Le vent, le vent - est-il encore une fois le méchant enfant ? Non, ce n'est pas lui ! Le vent n'est pas le principal responsable de l'attente épuisante du premier coup de canon de la 33e America's Cup au large de Valence. Le vrai problème, c'est que les parcours et les bateaux ne sont pas compatibles.
À Valence, de nombreux mondes se rencontrent. Il y a par exemple les bâtiments futuristes de l'architecte et artiste espagnol Santiago Calatrava, l'extravagante Cité des arts et des sciences, mais aussi des trésors culturels gothiques comme la Bourse de la soie ou la cathédrale de Valence avec ses influences romanes. C'est à peu près le contraste que l'on peut imaginer entre les bateaux high-tech des équipes de l'Americas Cup et les parcours sur lesquels ils doivent naviguer.
Par exemple, le parcours de la course d'ouverture : Il mesure 20 fois 20 milles nautiques et couvre une surface d'environ 450 milles nautiques carrés. Il est donc 44 ( !) fois plus grand qu'un parcours de la 32e America's Cup il y a trois ans.

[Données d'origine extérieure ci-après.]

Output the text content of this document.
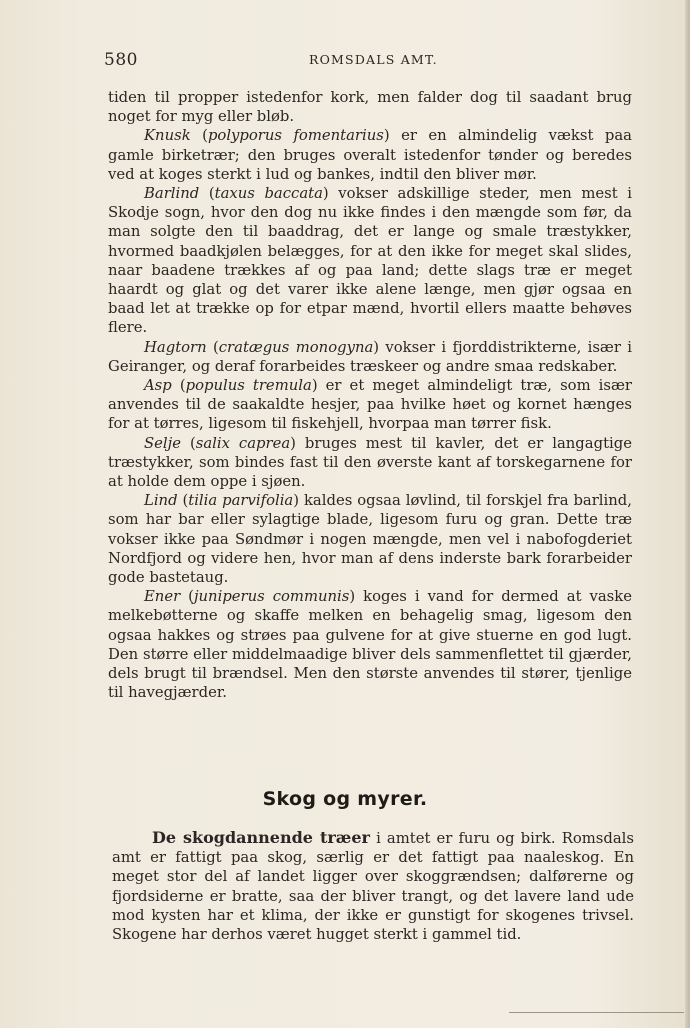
580	ROMSDALS AMT.

tiden til propper istedenfor kork, men falder dog til saadant brug noget for myg eller bløb.

Knusk (polyporus fomentarius) er en almindelig vækst paa gamle birketrær; den bruges overalt istedenfor tønder og beredes ved at koges sterkt i lud og bankes, indtil den bliver mør.

Barlind (taxus baccata) vokser adskillige steder, men mest i Skodje sogn, hvor den dog nu ikke findes i den mængde som før, da man solgte den til baaddrag, det er lange og smale træstykker, hvormed baadkjølen belægges, for at den ikke for meget skal slides, naar baadene trækkes af og paa land; dette slags træ er meget haardt og glat og det varer ikke alene længe, men gjør ogsaa en baad let at trække op for etpar mænd, hvortil ellers maatte behøves flere.

Hagtorn (cratægus monogyna) vokser i fjorddistrikterne, især i Geiranger, og deraf forarbeides træskeer og andre smaa redskaber.

Asp (populus tremula) er et meget almindeligt træ, som især anvendes til de saakaldte hesjer, paa hvilke høet og kornet hænges for at tørres, ligesom til fiskehjell, hvorpaa man tørrer fisk.

Selje (salix caprea) bruges mest til kavler, det er langagtige træstykker, som bindes fast til den øverste kant af torskegarnene for at holde dem oppe i sjøen.

Lind (tilia parvifolia) kaldes ogsaa løvlind, til forskjel fra barlind, som har bar eller sylagtige blade, ligesom furu og gran. Dette træ vokser ikke paa Søndmør i nogen mængde, men vel i nabofogderiet Nordfjord og videre hen, hvor man af dens inderste bark forarbeider gode bastetaug.

Ener (juniperus communis) koges i vand for dermed at vaske melkebøtterne og skaffe melken en behagelig smag, ligesom den ogsaa hakkes og strøes paa gulvene for at give stuerne en god lugt. Den større eller middelmaadige bliver dels sammenflettet til gjærder, dels brugt til brændsel. Men den største anvendes til stører, tjenlige til havegjærder.

Skog og myrer.

De skogdannende træer i amtet er furu og birk. Romsdals amt er fattigt paa skog, særlig er det fattigt paa naaleskog. En meget stor del af landet ligger over skoggrændsen; dalførerne og fjordsiderne er bratte, saa der bliver trangt, og det lavere land ude mod kysten har et klima, der ikke er gunstigt for skogenes trivsel. Skogene har derhos været hugget sterkt i gammel tid.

C'est surtout pour cette raison que la tâche d'Harold Bennett s'apparente à la quadrature du cercle. Le directeur de course néo-zélandais doit trouver un créneau horaire dans lequel les conditions de navigation sont équitables et sûres sur l'ensemble du parcours. Mais est-ce vraiment possible ?

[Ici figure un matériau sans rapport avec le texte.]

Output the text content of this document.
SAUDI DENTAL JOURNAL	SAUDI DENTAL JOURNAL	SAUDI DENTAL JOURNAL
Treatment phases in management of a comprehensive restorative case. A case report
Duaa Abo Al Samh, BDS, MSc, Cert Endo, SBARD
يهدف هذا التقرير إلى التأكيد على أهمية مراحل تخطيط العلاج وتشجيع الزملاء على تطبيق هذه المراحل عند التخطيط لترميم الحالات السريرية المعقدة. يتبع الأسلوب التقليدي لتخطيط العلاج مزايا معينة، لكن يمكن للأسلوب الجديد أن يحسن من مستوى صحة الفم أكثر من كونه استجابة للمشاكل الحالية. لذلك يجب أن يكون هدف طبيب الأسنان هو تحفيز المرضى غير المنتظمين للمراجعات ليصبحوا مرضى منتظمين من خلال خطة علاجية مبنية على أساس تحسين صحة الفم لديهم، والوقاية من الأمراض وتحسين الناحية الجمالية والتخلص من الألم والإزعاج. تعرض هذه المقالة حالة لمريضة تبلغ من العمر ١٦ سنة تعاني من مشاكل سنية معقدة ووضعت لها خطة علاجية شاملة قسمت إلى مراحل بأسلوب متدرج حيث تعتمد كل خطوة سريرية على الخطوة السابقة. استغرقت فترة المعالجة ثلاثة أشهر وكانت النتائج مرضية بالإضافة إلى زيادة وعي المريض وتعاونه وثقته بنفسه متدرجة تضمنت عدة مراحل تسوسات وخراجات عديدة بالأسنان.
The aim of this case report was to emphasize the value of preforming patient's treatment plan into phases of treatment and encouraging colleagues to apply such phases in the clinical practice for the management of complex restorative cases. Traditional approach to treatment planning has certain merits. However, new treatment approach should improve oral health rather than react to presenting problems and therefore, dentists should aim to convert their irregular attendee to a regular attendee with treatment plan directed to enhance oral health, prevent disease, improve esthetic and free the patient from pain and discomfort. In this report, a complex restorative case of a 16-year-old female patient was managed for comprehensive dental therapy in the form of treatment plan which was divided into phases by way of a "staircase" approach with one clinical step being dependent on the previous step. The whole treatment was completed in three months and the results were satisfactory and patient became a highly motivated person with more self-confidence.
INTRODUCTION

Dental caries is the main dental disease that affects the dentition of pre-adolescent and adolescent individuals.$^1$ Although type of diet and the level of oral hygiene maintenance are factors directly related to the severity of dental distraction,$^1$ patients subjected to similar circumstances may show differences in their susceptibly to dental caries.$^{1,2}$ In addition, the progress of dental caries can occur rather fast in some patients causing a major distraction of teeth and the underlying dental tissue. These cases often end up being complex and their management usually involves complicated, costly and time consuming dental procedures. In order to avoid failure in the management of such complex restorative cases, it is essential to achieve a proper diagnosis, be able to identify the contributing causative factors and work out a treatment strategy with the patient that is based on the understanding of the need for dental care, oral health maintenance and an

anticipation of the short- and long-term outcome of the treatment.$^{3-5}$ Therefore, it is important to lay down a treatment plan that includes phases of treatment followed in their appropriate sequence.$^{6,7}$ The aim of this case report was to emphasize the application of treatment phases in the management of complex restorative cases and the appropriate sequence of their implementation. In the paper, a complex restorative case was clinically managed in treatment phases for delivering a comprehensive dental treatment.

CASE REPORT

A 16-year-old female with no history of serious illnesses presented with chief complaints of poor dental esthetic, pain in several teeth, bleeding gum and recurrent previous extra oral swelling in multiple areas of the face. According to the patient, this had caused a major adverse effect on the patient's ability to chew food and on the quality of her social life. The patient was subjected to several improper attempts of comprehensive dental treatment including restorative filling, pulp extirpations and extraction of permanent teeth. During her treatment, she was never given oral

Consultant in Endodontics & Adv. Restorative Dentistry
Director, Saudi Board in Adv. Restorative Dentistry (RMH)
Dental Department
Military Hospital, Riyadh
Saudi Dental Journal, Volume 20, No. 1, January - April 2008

Conçus il y a près d'un siècle et demi pour les goélettes capables d'affronter les tempêtes et la mer agitée, les longs parcours de l'America's Cup d'aujourd'hui ont plutôt un charme antique. Ils ne conviennent pas aux fragiles bolides high-tech qui doivent y faire l'aller-retour jusqu'à la marque de virage. En d'autres termes, Alinghi et BMW Oracle Racing ont délibérément mal résolu la tâche qui leur était confiée. Ils ont construit des bateaux qui repoussent les limites plutôt que des yachts solides, car ils ne peuvent pas gagner la compétition de vitesse sans cela. Pour cela, ils ont dû sacrifier leur aptitude à la navigation.

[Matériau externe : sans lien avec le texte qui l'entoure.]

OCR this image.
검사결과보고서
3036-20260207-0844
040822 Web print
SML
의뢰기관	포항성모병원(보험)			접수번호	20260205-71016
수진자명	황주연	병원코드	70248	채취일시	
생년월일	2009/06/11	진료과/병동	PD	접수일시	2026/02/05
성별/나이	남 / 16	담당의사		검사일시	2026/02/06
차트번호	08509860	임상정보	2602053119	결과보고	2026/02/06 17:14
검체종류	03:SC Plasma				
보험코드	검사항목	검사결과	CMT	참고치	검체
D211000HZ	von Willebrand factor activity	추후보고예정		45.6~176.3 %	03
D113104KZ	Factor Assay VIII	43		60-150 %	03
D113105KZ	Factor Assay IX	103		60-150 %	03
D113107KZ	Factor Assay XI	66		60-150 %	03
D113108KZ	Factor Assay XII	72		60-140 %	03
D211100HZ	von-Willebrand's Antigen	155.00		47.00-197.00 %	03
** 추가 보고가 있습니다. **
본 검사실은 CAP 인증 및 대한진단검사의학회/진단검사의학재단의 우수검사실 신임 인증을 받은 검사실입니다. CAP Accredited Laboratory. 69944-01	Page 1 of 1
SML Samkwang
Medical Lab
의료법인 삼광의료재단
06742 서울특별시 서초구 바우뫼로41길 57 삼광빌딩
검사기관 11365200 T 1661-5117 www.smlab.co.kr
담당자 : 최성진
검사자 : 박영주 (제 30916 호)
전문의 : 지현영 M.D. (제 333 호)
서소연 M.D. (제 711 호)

Il ne serait que justice que Bennett ne tienne pas compte des sensibilités des constructions extrêmes et qu'il chasse le catamaran et le trimaran en mer pour un duel par tous les temps. Mais le directeur de course ne peut pas prendre ce risque, car les hommes et le matériel seraient exposés à un trop grand danger. Jusqu'à la fin de la 33e America's Cup, sa tâche s'apparente donc à un exercice d'équilibriste quotidien avec de nombreuses frustrations. Ce fut le cas vendredi : à 12h25, le vent soufflait à cinq nœuds (185 degrés) sur le bateau de départ et à trois nœuds (135 degrés) sur la marque de virement. Une course semblait possible.